Abstract: Is It Time to Pull the Plug on Poor Scheduling Practices in the U.S. Hospitals? Healthcare Support Workers, Scheduling Challenges & Intent to Leave (Society for Social Work and Research 20th Annual Conference - Grand Challenges for Social Work: Setting a Research Agenda for the Future)

Is It Time to Pull the Plug on Poor Scheduling Practices in the U.S. Hospitals? Healthcare Support Workers, Scheduling Challenges & Intent to Leave

Schedule:
Saturday, January 16, 2016: 10:15 AM
Meeting Room Level-Meeting Room 5 (Renaissance Washington, DC Downtown Hotel)
* noted as presenting author
Helen Nichols, MSW, Doctoral Student, University of Maryland at Baltimore, Baltimore, MD
Jennifer E. Swanberg, PhD, Professor, University of Maryland at Baltimore, Baltimore, MD
                                                                   Background and Purpose

Economic trends reveal a decline in secure, well-paying jobs and a steady rise in service-related jobs. U.S. Department of Labor reports that occupations in which job growth is predicted are in low-wage, service-related occupations. Most low-wage jobs require nonstandard work hours, offer only part-time employment, and provide workers limited paid time off.  Research on low-wage jobs indicates that predictable and stable work schedules that allow for some flexibility to manage work-family issues are scarce among this population of workers, making it difficult for working poor families to thrive.
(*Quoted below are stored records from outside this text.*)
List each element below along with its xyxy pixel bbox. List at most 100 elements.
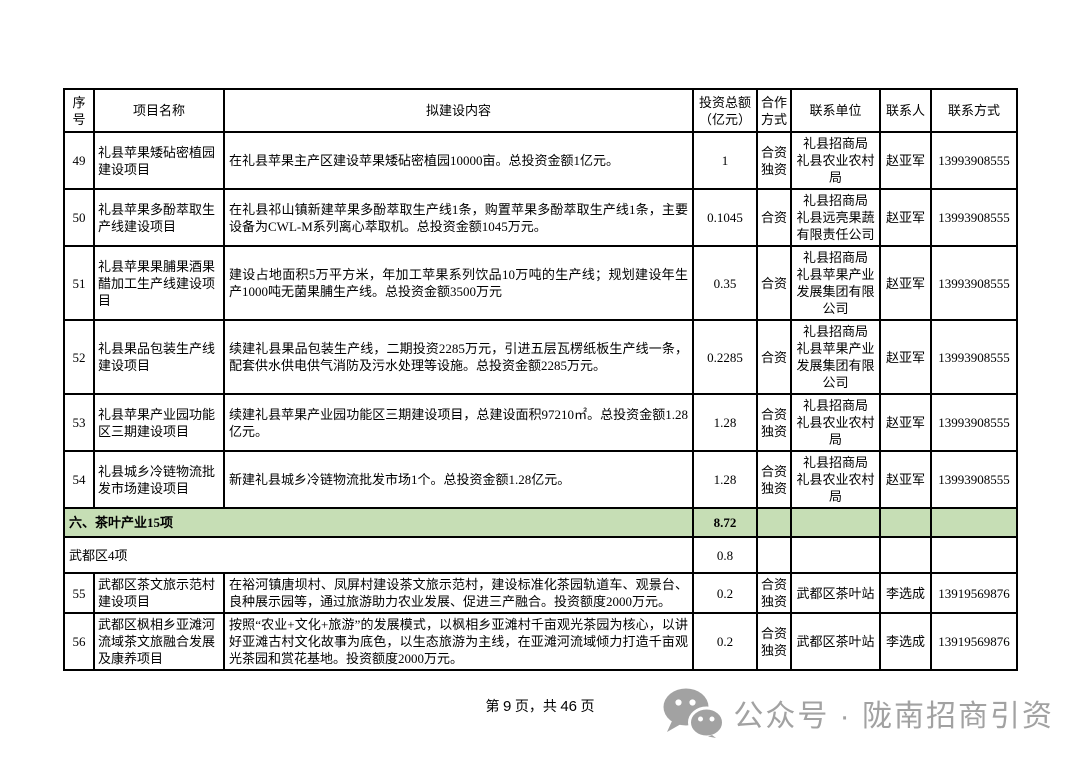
- section-header-row: 六、茶叶产业15项 8.72: [63, 507, 1018, 538]
- cell-empty: [756, 536, 792, 574]
- cell-investment-amount: 0.2: [692, 572, 758, 614]
- cell-section-amount: 8.72: [692, 507, 758, 538]
- cell-contact-phone: 13993908555: [930, 319, 1018, 395]
- cell-contact-person: 李选成: [879, 572, 932, 614]
- wechat-bubbles-icon: [662, 688, 725, 738]
- cell-cooperation-mode: 合资: [756, 188, 792, 247]
- cell-empty: [879, 536, 932, 574]
- cell-serial-number: 55: [63, 572, 95, 614]
- cell-project-name: 礼县苹果多酚萃取生产线建设项目: [93, 188, 225, 247]
- cell-construction-content: 续建礼县苹果产业园功能区三期建设项目，总建设面积97210㎡。总投资金额1.28…: [223, 393, 694, 452]
- cell-project-name: 礼县城乡冷链物流批发市场建设项目: [93, 450, 225, 509]
- cell-construction-content: 续建礼县果品包装生产线，二期投资2285万元，引进五层瓦楞纸板生产线一条，配套供…: [223, 319, 694, 395]
- cell-cooperation-mode: 合资 独资: [756, 612, 792, 671]
- cell-contact-person: 李选成: [879, 612, 932, 671]
- cell-empty: [930, 536, 1018, 574]
- header-contact-phone: 联系方式: [930, 88, 1018, 133]
- cell-contact-person: 赵亚军: [879, 393, 932, 452]
- header-contact-unit: 联系单位: [790, 88, 881, 133]
- wechat-watermark: 公众号 · 陇南招商引资: [662, 688, 1054, 738]
- table-header-row: 序号 项目名称 拟建设内容 投资总额 （亿元） 合作 方式 联系单位 联系人 联…: [63, 88, 1018, 133]
- cell-contact-phone: 13993908555: [930, 393, 1018, 452]
- cell-contact-person: 赵亚军: [879, 319, 932, 395]
- cell-contact-phone: 13919569876: [930, 612, 1018, 671]
- header-construction-content: 拟建设内容: [223, 88, 694, 133]
- cell-construction-content: 在裕河镇唐坝村、凤屏村建设茶文旅示范村，建设标准化茶园轨道车、观景台、良种展示园…: [223, 572, 694, 614]
- cell-project-name: 礼县苹果矮砧密植园建设项目: [93, 131, 225, 190]
- cell-contact-phone: 13993908555: [930, 188, 1018, 247]
- cell-investment-amount: 0.1045: [692, 188, 758, 247]
- header-serial-number: 序号: [63, 88, 95, 133]
- current-page-number: 9: [502, 698, 512, 715]
- cell-empty: [790, 536, 881, 574]
- header-cooperation-mode: 合作 方式: [756, 88, 792, 133]
- cell-investment-amount: 0.2285: [692, 319, 758, 395]
- cell-contact-person: 赵亚军: [879, 450, 932, 509]
- page-indicator: 第 9 页，共 46 页: [0, 696, 1080, 716]
- project-row: 56 武都区枫相乡亚滩河流域茶文旅融合发展及康养项目 按照“农业+文化+旅游”的…: [63, 612, 1018, 671]
- project-row: 50 礼县苹果多酚萃取生产线建设项目 在礼县祁山镇新建苹果多酚萃取生产线1条，购…: [63, 188, 1018, 247]
- cell-serial-number: 53: [63, 393, 95, 452]
- cell-contact-unit: 武都区茶叶站: [790, 612, 881, 671]
- cell-construction-content: 在礼县苹果主产区建设苹果矮砧密植园10000亩。总投资金额1亿元。: [223, 131, 694, 190]
- cell-contact-person: 赵亚军: [879, 131, 932, 190]
- subsection-row: 武都区4项 0.8: [63, 536, 1018, 574]
- cell-contact-phone: 13993908555: [930, 450, 1018, 509]
- cell-contact-unit: 礼县招商局 礼县苹果产业发展集团有限公司: [790, 245, 881, 321]
- cell-empty: [790, 507, 881, 538]
- cell-project-name: 礼县苹果产业园功能区三期建设项目: [93, 393, 225, 452]
- cell-serial-number: 56: [63, 612, 95, 671]
- cell-construction-content: 按照“农业+文化+旅游”的发展模式，以枫相乡亚滩村千亩观光茶园为核心，以讲好亚滩…: [223, 612, 694, 671]
- project-row: 54 礼县城乡冷链物流批发市场建设项目 新建礼县城乡冷链物流批发市场1个。总投资…: [63, 450, 1018, 509]
- project-row: 52 礼县果品包装生产线建设项目 续建礼县果品包装生产线，二期投资2285万元，…: [63, 319, 1018, 395]
- project-row: 53 礼县苹果产业园功能区三期建设项目 续建礼县苹果产业园功能区三期建设项目，总…: [63, 393, 1018, 452]
- cell-investment-amount: 0.2: [692, 612, 758, 671]
- project-row: 55 武都区茶文旅示范村建设项目 在裕河镇唐坝村、凤屏村建设茶文旅示范村，建设标…: [63, 572, 1018, 614]
- cell-cooperation-mode: 合资 独资: [756, 572, 792, 614]
- cell-investment-amount: 0.35: [692, 245, 758, 321]
- cell-empty: [930, 507, 1018, 538]
- cell-empty: [879, 507, 932, 538]
- cell-project-name: 武都区茶文旅示范村建设项目: [93, 572, 225, 614]
- cell-cooperation-mode: 合资 独资: [756, 131, 792, 190]
- cell-serial-number: 54: [63, 450, 95, 509]
- header-project-name: 项目名称: [93, 88, 225, 133]
- cell-investment-amount: 1: [692, 131, 758, 190]
- cell-project-name: 礼县苹果果脯果酒果醋加工生产线建设项目: [93, 245, 225, 321]
- project-row: 51 礼县苹果果脯果酒果醋加工生产线建设项目 建设占地面积5万平方米，年加工苹果…: [63, 245, 1018, 321]
- page-indicator-middle: 页，共: [511, 700, 561, 715]
- cell-contact-unit: 礼县招商局 礼县农业农村局: [790, 393, 881, 452]
- table-body: 49 礼县苹果矮砧密植园建设项目 在礼县苹果主产区建设苹果矮砧密植园10000亩…: [63, 131, 1018, 671]
- cell-construction-content: 新建礼县城乡冷链物流批发市场1个。总投资金额1.28亿元。: [223, 450, 694, 509]
- cell-serial-number: 49: [63, 131, 95, 190]
- cell-serial-number: 50: [63, 188, 95, 247]
- cell-empty: [756, 507, 792, 538]
- cell-construction-content: 建设占地面积5万平方米，年加工苹果系列饮品10万吨的生产线；规划建设年生产100…: [223, 245, 694, 321]
- cell-cooperation-mode: 合资 独资: [756, 393, 792, 452]
- page-indicator-suffix: 页: [577, 700, 595, 715]
- cell-cooperation-mode: 合资: [756, 319, 792, 395]
- cell-contact-person: 赵亚军: [879, 245, 932, 321]
- project-row: 49 礼县苹果矮砧密植园建设项目 在礼县苹果主产区建设苹果矮砧密植园10000亩…: [63, 131, 1018, 190]
- cell-contact-phone: 13993908555: [930, 131, 1018, 190]
- cell-serial-number: 52: [63, 319, 95, 395]
- cell-cooperation-mode: 合资: [756, 245, 792, 321]
- cell-contact-unit: 武都区茶叶站: [790, 572, 881, 614]
- header-investment-amount: 投资总额 （亿元）: [692, 88, 758, 133]
- cell-investment-amount: 1.28: [692, 393, 758, 452]
- cell-contact-phone: 13919569876: [930, 572, 1018, 614]
- cell-contact-unit: 礼县招商局 礼县苹果产业发展集团有限公司: [790, 319, 881, 395]
- investment-project-table: 序号 项目名称 拟建设内容 投资总额 （亿元） 合作 方式 联系单位 联系人 联…: [63, 88, 1018, 671]
- cell-project-name: 礼县果品包装生产线建设项目: [93, 319, 225, 395]
- cell-project-name: 武都区枫相乡亚滩河流域茶文旅融合发展及康养项目: [93, 612, 225, 671]
- total-page-number: 46: [560, 698, 578, 715]
- cell-serial-number: 51: [63, 245, 95, 321]
- cell-section-label: 六、茶叶产业15项: [63, 507, 694, 538]
- header-contact-person: 联系人: [879, 88, 932, 133]
- watermark-text: 公众号 · 陇南招商引资: [733, 700, 1054, 733]
- page-indicator-prefix: 第: [485, 700, 503, 715]
- cell-investment-amount: 1.28: [692, 450, 758, 509]
- cell-contact-unit: 礼县招商局 礼县远亮果蔬有限责任公司: [790, 188, 881, 247]
- cell-contact-person: 赵亚军: [879, 188, 932, 247]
Much of the research on scheduling challenges among low-wage workers has been done within the retail industry, with a few exceptions. Our paper extends this research by examining the prevalence of scheduling challenges among hospital housekeepers and food services workers and assessing the relationship of these scheduling challenges to workers’ intent to leave their job – an action that has negative implications for patient satisfaction, training costs and overall employee morale. Improving the quality of low-wage work requires multiple strategies; developing evidence that poor job quality is linked to operational costs, may serve to persuade employers to rethink standard business practices.

Objectives

Our study: (1) identifies the scheduling challenges experienced by hospital housekeeping and dietary workers; (2) determines whether scheduling challenges were significantly different between worker groups, and (3)  determines the relationship between occupational group, scheduling challenges and workers’ intent to leave.

Methods

This cross-sectional study used survey methodology to collect data from 278 low-wage earning housekeeping and dietary service workers at two U. S. hospitals.  Three types of scheduling challenges were assessed: schedule unpredictability (advance notice, day/time unpredictability and hours predictability), schedule instability (fluctuation in the number of hours, supervisor adjustment to schedule without consent and last minute schedule challenges) and schedule rigidity (control over work hours, planned and unplanned scheduled modification). Intent to turnover assesses the extent to which the respondent believes that s/he will leave current job within the next year, and this was assessed with a single item measure.  Race (white, non-white) and age were included as control variables.  Univariate and bivariate analyses were used to determine the nature and frequency of scheduling challenges.  Binary logistic regression was used to identify predictors of turnover.

Results

All workers experienced minimal schedule unpredictability with no difference between types of scheduling unpredictability experienced by the two groups.  Dietary workers reported more instability than did housekeepers and both worker groups reported significantly different amounts of rigidity.  Schedule unpredictability, in the form of unpredictable days and times, and rigidity, in the form of no employee input in scheduling, were found to be significant predictors of intent to leave among the total sample.  Worker group was not a significant moderator in any model.

Implications

Scheduling challenges are prevalent among hospital support staff; however, the types of challenges faced by this worker group are different from those experienced by retail workers. Future research would benefit from using objective measures of employee turnover and refining measures of schedule challenging reflective of non-retail work settings.